Remembering a Crusader for Equal Access to Federal Benefits
The woman President Obama called one of America’s “quiet heroes” passed away September 12th in New York City. Edith Windsor, 88, was a champion of LGBT rights, whose victory in the landmark United States v. Windsor Supreme Court case allowed married same-sex couples to collect the same federal benefits as heterosexual couples in states that had legalized gay marriage.
Edith Windsor’s 2013 victory inspired Kathy Murphy, a Texas widow who was denied Social Security survivor’s benefits after the death of her wife, Sara. With the help of the Lambda Legal Defense Fund, Murphy, a member of the National Committee to Preserve Social Security and Medicare, sued the Social Security Administration (SSA) in 2014 for the right to collect survivor’s benefits. Murphy’s case was later folded into the Obergefell v. Hodges Supreme Court case that legalized same sex marriage and access to spousal benefits for same-sex couples nationwide in 2015.

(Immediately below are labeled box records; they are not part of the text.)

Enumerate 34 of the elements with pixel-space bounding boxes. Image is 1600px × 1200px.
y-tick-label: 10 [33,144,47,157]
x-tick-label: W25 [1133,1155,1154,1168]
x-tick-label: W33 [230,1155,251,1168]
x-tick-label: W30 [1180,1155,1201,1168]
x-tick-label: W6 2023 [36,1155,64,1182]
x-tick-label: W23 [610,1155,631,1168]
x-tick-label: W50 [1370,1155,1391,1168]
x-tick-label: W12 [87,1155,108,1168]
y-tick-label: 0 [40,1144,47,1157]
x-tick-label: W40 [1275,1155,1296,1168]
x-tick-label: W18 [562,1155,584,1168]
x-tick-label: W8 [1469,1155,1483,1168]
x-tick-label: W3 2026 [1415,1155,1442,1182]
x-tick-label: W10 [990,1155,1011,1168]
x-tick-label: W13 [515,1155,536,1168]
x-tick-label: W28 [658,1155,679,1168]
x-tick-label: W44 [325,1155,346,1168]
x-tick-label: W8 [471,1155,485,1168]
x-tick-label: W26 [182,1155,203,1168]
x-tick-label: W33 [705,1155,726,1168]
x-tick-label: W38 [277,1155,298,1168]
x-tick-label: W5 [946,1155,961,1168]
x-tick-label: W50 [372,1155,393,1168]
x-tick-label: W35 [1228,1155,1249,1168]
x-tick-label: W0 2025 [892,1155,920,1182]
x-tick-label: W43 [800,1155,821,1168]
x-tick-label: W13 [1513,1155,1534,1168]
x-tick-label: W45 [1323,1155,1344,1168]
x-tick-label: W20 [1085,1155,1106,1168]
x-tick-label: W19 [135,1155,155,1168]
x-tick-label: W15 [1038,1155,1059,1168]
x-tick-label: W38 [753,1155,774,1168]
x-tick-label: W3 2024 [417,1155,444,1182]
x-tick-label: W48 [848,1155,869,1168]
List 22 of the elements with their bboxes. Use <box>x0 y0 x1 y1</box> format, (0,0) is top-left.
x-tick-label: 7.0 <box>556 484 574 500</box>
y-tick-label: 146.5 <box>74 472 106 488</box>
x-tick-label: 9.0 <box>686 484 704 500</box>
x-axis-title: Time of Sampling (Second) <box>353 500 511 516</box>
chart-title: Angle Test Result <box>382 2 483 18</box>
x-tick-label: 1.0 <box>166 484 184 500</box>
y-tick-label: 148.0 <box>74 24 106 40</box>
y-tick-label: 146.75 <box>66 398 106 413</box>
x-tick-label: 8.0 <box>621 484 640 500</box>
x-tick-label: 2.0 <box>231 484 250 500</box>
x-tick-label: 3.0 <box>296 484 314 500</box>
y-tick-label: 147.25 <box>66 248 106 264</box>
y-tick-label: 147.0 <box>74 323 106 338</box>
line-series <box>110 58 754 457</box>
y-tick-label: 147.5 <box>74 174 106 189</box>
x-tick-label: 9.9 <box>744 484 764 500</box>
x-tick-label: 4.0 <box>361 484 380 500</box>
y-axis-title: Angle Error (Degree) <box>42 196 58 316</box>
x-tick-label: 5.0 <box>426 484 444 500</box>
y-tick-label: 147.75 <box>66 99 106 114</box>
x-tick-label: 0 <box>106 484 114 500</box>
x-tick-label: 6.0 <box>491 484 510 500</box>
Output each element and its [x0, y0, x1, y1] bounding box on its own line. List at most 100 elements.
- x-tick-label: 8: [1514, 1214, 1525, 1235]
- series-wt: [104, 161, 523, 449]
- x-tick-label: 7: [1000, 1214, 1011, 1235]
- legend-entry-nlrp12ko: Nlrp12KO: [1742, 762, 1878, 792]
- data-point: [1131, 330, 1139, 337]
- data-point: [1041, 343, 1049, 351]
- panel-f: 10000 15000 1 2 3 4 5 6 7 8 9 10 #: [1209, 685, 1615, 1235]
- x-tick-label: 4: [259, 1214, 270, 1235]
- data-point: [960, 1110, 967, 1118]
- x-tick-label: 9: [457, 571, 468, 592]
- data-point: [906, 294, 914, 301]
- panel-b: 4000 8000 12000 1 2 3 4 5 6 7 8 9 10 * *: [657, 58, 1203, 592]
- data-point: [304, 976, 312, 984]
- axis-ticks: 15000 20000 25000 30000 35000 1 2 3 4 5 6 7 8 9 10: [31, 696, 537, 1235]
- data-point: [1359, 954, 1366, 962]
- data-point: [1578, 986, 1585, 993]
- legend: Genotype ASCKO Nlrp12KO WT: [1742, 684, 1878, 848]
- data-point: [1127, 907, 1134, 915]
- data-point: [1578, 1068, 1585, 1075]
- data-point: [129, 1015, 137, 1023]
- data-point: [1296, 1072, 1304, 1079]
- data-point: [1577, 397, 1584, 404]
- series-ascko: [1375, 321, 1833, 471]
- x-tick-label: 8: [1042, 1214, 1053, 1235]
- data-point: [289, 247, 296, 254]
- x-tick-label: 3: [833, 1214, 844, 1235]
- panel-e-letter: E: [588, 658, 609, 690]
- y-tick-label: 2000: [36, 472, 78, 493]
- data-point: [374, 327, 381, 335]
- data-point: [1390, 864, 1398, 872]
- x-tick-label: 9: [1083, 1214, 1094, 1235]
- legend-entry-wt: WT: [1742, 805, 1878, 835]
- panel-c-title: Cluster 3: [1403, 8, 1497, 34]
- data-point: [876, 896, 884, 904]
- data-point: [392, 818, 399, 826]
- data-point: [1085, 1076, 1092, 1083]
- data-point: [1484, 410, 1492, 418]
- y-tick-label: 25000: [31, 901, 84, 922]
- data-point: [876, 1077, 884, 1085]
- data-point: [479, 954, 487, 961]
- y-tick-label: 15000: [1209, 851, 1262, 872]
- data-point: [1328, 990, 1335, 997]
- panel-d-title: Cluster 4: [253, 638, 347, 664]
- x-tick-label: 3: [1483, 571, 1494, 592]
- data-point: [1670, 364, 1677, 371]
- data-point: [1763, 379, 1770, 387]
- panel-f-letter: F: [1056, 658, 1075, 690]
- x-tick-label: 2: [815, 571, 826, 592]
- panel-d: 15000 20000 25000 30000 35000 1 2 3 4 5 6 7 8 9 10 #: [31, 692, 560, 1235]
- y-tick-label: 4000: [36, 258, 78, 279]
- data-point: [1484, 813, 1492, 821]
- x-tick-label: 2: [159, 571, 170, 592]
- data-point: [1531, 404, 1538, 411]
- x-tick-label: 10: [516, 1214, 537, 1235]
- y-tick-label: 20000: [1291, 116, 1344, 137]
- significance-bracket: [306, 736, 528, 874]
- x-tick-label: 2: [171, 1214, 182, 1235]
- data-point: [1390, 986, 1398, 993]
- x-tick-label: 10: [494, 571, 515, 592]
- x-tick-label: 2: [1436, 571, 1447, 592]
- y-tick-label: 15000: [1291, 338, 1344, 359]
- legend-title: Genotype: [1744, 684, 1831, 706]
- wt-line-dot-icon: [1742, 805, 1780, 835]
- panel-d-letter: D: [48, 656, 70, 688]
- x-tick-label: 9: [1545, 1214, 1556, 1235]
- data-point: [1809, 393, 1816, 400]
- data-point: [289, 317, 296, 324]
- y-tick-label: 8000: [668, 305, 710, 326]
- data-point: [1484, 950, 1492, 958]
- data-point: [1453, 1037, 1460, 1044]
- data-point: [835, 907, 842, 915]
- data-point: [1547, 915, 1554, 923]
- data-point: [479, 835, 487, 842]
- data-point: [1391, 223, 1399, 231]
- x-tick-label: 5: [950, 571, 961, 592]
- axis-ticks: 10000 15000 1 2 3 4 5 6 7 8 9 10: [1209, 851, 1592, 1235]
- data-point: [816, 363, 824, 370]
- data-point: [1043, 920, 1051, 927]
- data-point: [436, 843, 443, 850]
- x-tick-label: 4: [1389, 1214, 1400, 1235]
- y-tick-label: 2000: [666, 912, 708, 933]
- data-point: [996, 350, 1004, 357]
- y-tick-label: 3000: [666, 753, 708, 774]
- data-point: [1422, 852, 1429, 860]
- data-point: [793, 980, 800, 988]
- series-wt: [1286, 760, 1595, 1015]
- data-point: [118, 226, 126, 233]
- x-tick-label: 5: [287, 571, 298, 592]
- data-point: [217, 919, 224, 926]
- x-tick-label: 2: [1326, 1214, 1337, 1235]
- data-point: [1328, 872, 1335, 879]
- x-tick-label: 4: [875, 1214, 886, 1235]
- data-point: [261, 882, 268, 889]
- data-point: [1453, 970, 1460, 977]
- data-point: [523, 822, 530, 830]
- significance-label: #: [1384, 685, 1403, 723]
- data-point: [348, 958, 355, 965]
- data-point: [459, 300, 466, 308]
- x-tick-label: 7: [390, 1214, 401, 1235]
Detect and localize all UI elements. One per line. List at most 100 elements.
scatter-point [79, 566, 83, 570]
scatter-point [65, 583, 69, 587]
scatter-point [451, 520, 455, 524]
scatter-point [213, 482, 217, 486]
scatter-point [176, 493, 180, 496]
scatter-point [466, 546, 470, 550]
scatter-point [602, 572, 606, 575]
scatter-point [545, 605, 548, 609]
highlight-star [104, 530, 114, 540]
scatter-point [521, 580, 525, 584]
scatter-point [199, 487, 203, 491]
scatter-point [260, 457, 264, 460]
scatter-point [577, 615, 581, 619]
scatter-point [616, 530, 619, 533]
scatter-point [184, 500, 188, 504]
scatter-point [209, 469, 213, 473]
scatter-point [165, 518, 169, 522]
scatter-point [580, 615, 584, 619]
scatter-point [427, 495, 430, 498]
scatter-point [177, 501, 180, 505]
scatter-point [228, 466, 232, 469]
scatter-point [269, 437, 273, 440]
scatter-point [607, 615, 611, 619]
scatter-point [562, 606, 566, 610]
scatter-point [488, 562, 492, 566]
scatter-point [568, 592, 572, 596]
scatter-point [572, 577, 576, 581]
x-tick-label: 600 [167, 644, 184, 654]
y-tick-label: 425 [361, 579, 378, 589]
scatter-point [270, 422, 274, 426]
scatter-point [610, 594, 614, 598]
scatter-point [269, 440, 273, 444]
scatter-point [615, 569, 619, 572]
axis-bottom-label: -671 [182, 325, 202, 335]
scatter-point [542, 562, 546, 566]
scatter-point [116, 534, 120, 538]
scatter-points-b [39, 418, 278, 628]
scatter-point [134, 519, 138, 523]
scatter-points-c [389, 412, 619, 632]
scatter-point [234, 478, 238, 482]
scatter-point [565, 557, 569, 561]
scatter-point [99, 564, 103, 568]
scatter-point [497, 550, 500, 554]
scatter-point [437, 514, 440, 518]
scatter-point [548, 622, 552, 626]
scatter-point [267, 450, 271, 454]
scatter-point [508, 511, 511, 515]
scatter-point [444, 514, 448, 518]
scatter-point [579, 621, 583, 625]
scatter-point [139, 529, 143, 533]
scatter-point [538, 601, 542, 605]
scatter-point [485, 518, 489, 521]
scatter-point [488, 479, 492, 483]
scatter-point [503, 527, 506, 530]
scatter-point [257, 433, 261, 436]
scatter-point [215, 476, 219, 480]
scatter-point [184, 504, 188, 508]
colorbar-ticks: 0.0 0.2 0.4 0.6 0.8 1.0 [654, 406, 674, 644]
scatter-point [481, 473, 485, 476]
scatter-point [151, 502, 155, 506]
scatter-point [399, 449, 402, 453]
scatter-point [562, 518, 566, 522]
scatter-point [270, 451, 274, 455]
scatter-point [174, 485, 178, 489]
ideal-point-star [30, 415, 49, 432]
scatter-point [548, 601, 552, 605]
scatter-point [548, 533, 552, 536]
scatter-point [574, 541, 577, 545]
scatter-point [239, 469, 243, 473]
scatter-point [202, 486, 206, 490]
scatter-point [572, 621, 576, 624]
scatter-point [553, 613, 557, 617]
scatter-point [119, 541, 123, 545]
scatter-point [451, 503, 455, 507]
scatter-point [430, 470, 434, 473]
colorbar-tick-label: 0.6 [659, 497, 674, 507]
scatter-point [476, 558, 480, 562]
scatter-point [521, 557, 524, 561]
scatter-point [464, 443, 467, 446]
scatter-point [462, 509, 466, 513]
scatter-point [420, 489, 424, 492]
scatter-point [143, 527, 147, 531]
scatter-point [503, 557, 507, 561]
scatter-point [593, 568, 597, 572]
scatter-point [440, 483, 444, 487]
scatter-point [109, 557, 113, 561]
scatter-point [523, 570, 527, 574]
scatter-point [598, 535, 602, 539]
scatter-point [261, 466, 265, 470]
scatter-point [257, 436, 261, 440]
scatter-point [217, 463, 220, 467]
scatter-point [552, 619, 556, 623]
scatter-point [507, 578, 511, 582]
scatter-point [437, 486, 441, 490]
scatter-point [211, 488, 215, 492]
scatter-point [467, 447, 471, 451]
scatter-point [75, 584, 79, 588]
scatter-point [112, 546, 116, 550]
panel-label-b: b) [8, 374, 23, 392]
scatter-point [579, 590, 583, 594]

Thanks to Edith Windsor, Kathy Murphy, and millions of supporters across the country, same-sex couples became eligible for the full range of Social Security spousal benefits, including retirement, survivor, death and disability protections. This led to the development of a National Committee sponsored community outreach and education initiative called Know Your Rights which helped thousands of LGBT couples and families understand their Social Security benefits.
Edith Windsor lived with her partner, Thea Spyer, for 40 years, finally getting married in Toronto in 2007. (Their home state of New York didn’t legalize same-sex marriage until 2011). Windsor was denied an estate tax exemption for married couples after Spyer died, and sued the federal government for a tax refund, leading to the landmark Windsor decision.
The diminutive Windsor, a retired computer programmer for IBM, never sought the spotlight but embraced her role as a well-known LGBT activist.
The National Committee celebrates Windsor’s life and her landmark achievements. She was that ‘ordinary person’ caught up in extraordinary circumstances who bravely stepped forward for the cause of equality, the “quiet hero” who gave voice to couples asking only the same benefits as everyone else.